Als der Große Friedrich in Grochwitz logierte
Unsere Vorfahren erlebten einen ruhigen Winter 1756/57, denn die Preußen waren weitergezogen und hatten bei Pirna die sächsischen Regimenter zur Kapitulation gezwungen. Als Friedrich im Frühjahr 1757 von dem eroberten Sachsen aus in Böhmen einbrach, erlitt er bei Kolin eine schwere Niederlage, die ihn zum Rückzug nach Sachsen zwang. Im Herbst des Jahres finden wir Friedrich II. in unserer Gegend, wo er kurzes Quartier im Annaburger Schloß nahm. Je ein Bataillon seiner Garde legte er in Rahnisdorf und Grochwitz in die Besitzungen des von ihm mit besonderem Hass bedachten sächsischen Premierministers Heinrich Graf von Brühl. Von Annaburg kommend, bezog der König vom 20. bis 24. Oktober im Grochwitzer Schloß Quartier. Die Brühlschen Güter gab Friedrich zur Plünderung frei, deren Verlauf und Ausmaß Karl Pallas in seiner "Geschichte der Stadt Herzberg" anschaulich beschreibt. Ein Jahr später, als im September 1758 preußische Husaren nach Herzberg kamen, ging das bereits ausgeplünderte Schloss in Flammen auf.
Wie schwer in den Oktobertagen 1757, als Friedrich in Grochwitz weilte, Herzberg zu leiden hatte, ist einer zeitgenössischen Quelle zu entnehmen, in der es heißt: "... unsere arme und durch Märsche und Einquartierungen bereits ausgemergelte und ... in diesem Jahr halb abgebrannte Stadt (wurde) durch drey Bataillons Preuß. Truppen ... und 800 Artillerie-Pferde 4 1/2 Tag ... gleich sam überschwemmt, über Gebühr belegt und zu kostbarer Verpflegung derer Soldaten mit aller Schärfe angehalten, hierüber auch alle Scheunen eröffnet und mit Pferdten angefüllet ..." Aber nicht nur preußische, auch österreichische Truppen suchten in diesem Jahr wie auch in den folgenden Herzberg und seine Umgebung heim.
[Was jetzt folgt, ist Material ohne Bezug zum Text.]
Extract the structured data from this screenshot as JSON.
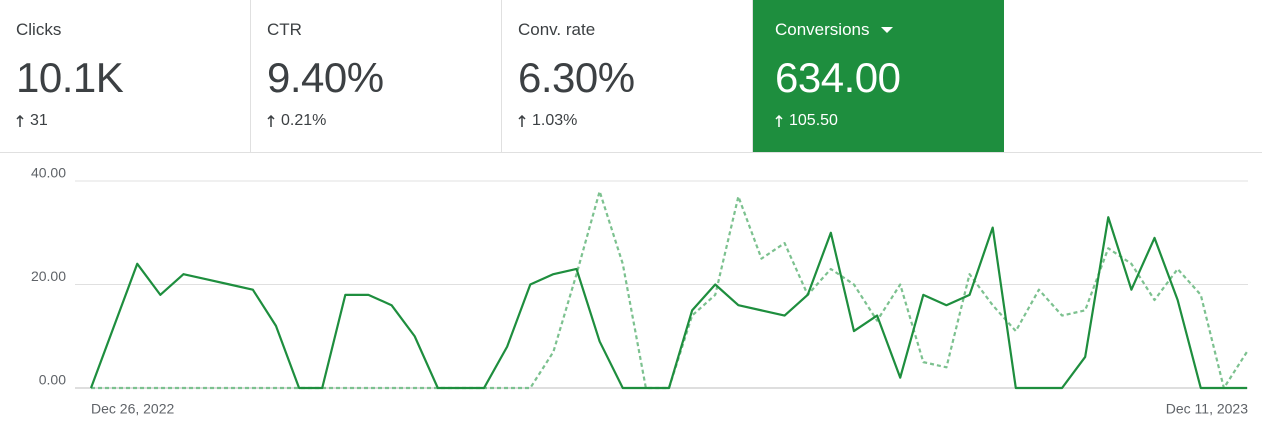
{
  "cards": [
    {
      "label": "Clicks",
      "value": "10.1K",
      "change": "31"
    },
    {
      "label": "CTR",
      "value": "9.40%",
      "change": "0.21%"
    },
    {
      "label": "Conv. rate",
      "value": "6.30%",
      "change": "1.03%"
    },
    {
      "label": "Conversions",
      "value": "634.00",
      "change": "105.50"
    }
  ],
  "chart_data": {
    "type": "line",
    "categories": [
      "Dec 26, 2022",
      null,
      null,
      null,
      null,
      null,
      null,
      null,
      null,
      null,
      null,
      null,
      null,
      null,
      null,
      null,
      null,
      null,
      null,
      null,
      null,
      null,
      null,
      null,
      null,
      null,
      null,
      null,
      null,
      null,
      null,
      null,
      null,
      null,
      null,
      null,
      null,
      null,
      null,
      null,
      null,
      null,
      null,
      null,
      null,
      null,
      null,
      null,
      null,
      null,
      "Dec 11, 2023"
    ],
    "series": [
      {
        "color": "#1e8e3e",
        "dash": false,
        "values": [
          0,
          12,
          24,
          18,
          22,
          21,
          20,
          19,
          12,
          0,
          0,
          18,
          18,
          16,
          10,
          0,
          0,
          0,
          8,
          20,
          22,
          23,
          9,
          0,
          0,
          0,
          15,
          20,
          16,
          15,
          14,
          18,
          30,
          11,
          14,
          2,
          18,
          16,
          18,
          31,
          0,
          0,
          0,
          6,
          33,
          19,
          29,
          17,
          0,
          0,
          0
        ]
      },
      {
        "color": "#7cc18f",
        "dash": true,
        "values": [
          0,
          0,
          0,
          0,
          0,
          0,
          0,
          0,
          0,
          0,
          0,
          0,
          0,
          0,
          0,
          0,
          0,
          0,
          0,
          0,
          7,
          22,
          38,
          24,
          0,
          0,
          14,
          18,
          37,
          25,
          28,
          18,
          23,
          20,
          13,
          20,
          5,
          4,
          22,
          16,
          11,
          19,
          14,
          15,
          27,
          24,
          17,
          23,
          18,
          0,
          7
        ]
      }
    ],
    "ylim": [
      0,
      40
    ],
    "yticks": [
      {
        "value": 0,
        "label": "0.00"
      },
      {
        "value": 20,
        "label": "20.00"
      },
      {
        "value": 40,
        "label": "40.00"
      }
    ],
    "grid": true
  }
}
Wie der Krieg letztlich den Krieg ernährte
In Herzberg kreuzen sich die Bundesstraßen 87 und 101, damals zwei große Heerstraßen. Was Wunder, wenn die an diesen Straßen und in ihrer Umgebung gelegenen Städte und Dörfer den Belastungen und Bedrückungen durchmarschierender und Quartier nehmender Soldaten aller Kriegsparteien besonders ausgesetzt waren. Was zwischen 1756 und 1763 für alle betroffenen größeren und kleineren Orte der Heimat galt, was sich je nach Kriegslage zuweilen abschwächte, dann wiederum krass verstärkte, sich aber stets wiederholte, hat vor über einem halben Jahrhundert der Heimatforscher Albert Vögler geschildert. Einiges davon sei hier wiedergegeben:
"Da waren Lieferungen an Korn, Mehl, Hafer, Brot, lebendem Vieh, Bier, Seilerwaren, Lichtern und dergl. ... Bei geringstem Verzuge war Exekution da, Husarenkommandos in Stärke von 6 bis 10 Mann ... Und die Husaren wirtschafteten böse, sie kannten kein Erbarmen ... Dann die vielen Einquartierungen von kleineren Truppenverbänden, die meist nur Nachtquartier bezogen, aber auch öfter längere Zeit blieben ... Aus der Mahdeler Heide mussten starke Bäume nach Torgau gefahren werden, selbst bis Dresden gingen Wagen mit Holz zum Palisadenbau. Ein Bauer aus Altherzberg mußte sogar Vorspann nach Böhmen leisten."
Friedrich II. hat Sachsen wie eine eroberte Provinz behandelt und dem besiegten Land forlaufend hohe Kontributionen (Kriegssteuern) auferlegt.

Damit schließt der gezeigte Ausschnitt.